Have you ever charged your phone to 100 percent, left the house for the day only to realise your once fully charged phone is now at 20 percent?
Such is the life of our mobile gadgets.
They chew up a lot of power, due to the number of applications and capabilities any given phone has. According to researchers from the University of Washington, if we are willing to downsize on the apps and capabilities we may be able to get rid of batteries altogether.
The new technology uses a process known as ‘backscatter’. A technique that uses the radio waves that already surround us as a form of communication. Though the new phone is still in its testing phase, researchers successfully made a call to an Android phone.
Digital backscatter or as researchers call it, ‘Passive Wi-Fi’ was used by researchers to create singing birthday cards and talking t-shirts, generating only small amounts of energy. The team then simplified the system to power the mobile phone. Researcher Vamsi Talla who worked on the prototype explains:
Converting analogue human speech to digital signals consumes a lot of power, if you can communicate using analogue technology, you're actually more power efficient.

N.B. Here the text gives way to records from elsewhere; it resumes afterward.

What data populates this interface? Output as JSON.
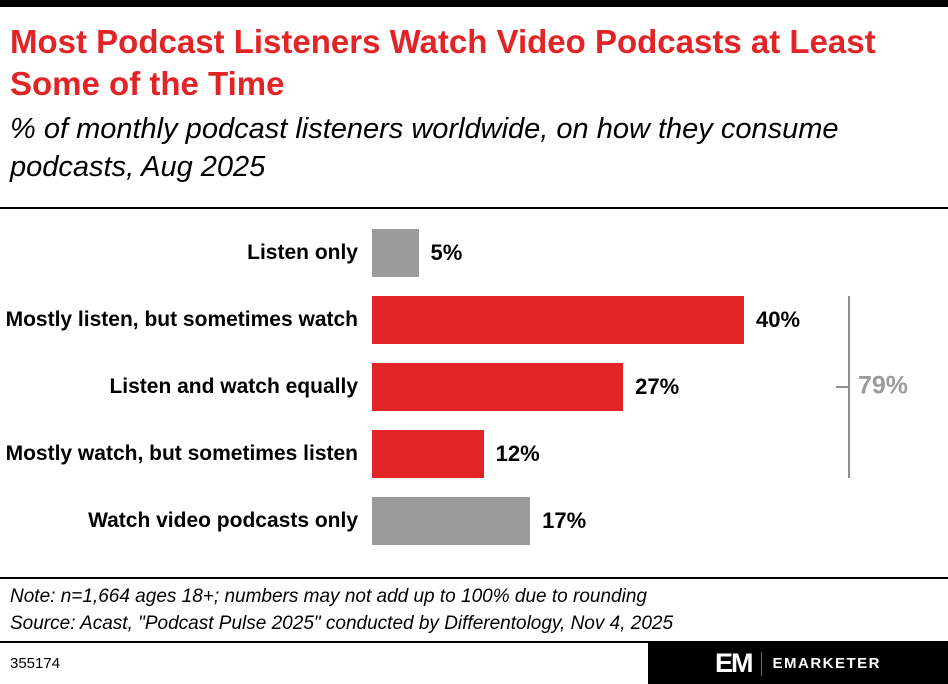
{
  "header": {
    "title": "Most Podcast Listeners Watch Video Podcasts at Least Some of the Time",
    "subtitle": "% of monthly podcast listeners worldwide, on how they consume podcasts, Aug 2025"
  },
  "chart_data": {
    "type": "bar",
    "orientation": "horizontal",
    "title": "Most Podcast Listeners Watch Video Podcasts at Least Some of the Time",
    "subtitle": "% of monthly podcast listeners worldwide, on how they consume podcasts, Aug 2025",
    "categories": [
      "Listen only",
      "Mostly listen, but sometimes watch",
      "Listen and watch equally",
      "Mostly watch, but sometimes listen",
      "Watch video podcasts only"
    ],
    "values": [
      5,
      40,
      27,
      12,
      17
    ],
    "value_labels": [
      "5%",
      "40%",
      "27%",
      "12%",
      "17%"
    ],
    "bar_colors": [
      "#9b9b9b",
      "#e32426",
      "#e32426",
      "#e32426",
      "#9b9b9b"
    ],
    "xlim": [
      0,
      40
    ],
    "grid": false,
    "bracket": {
      "label": "79%",
      "from_index": 1,
      "to_index": 3,
      "color": "#9b9b9b"
    },
    "colors": {
      "red": "#e32426",
      "gray": "#9b9b9b",
      "black": "#000000"
    }
  },
  "notes": {
    "note": "Note: n=1,664 ages 18+; numbers may not add up to 100% due to rounding",
    "source": "Source: Acast, \"Podcast Pulse 2025\" conducted by Differentology, Nov 4, 2025"
  },
  "footer": {
    "chart_id": "355174",
    "logo_mark": "EM",
    "brand": "EMARKETER"
  }
}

This involved re-writing analogue backscatter technology a technology that was last used during the Cold War. The phone sends digital signals but then immediately will switch to analogue for voice calls.
The digital base station of the phone will connect to Skype; this base station will then provide the device with the power it needs. At present, the phone is not particularly mobile, it can only move 15 metres away from its base station, but once the base station is successfully connected to phone towers, it will allow greater range.
Real cell towers have a hundred times as much power, and would increase the range to perhaps a kilometre
The tech is very much in its testing phase, but if the phone proves successful, we may see the end of the dreaded charger.
And the end to being stuck in the middle of nowhere with a dead phone.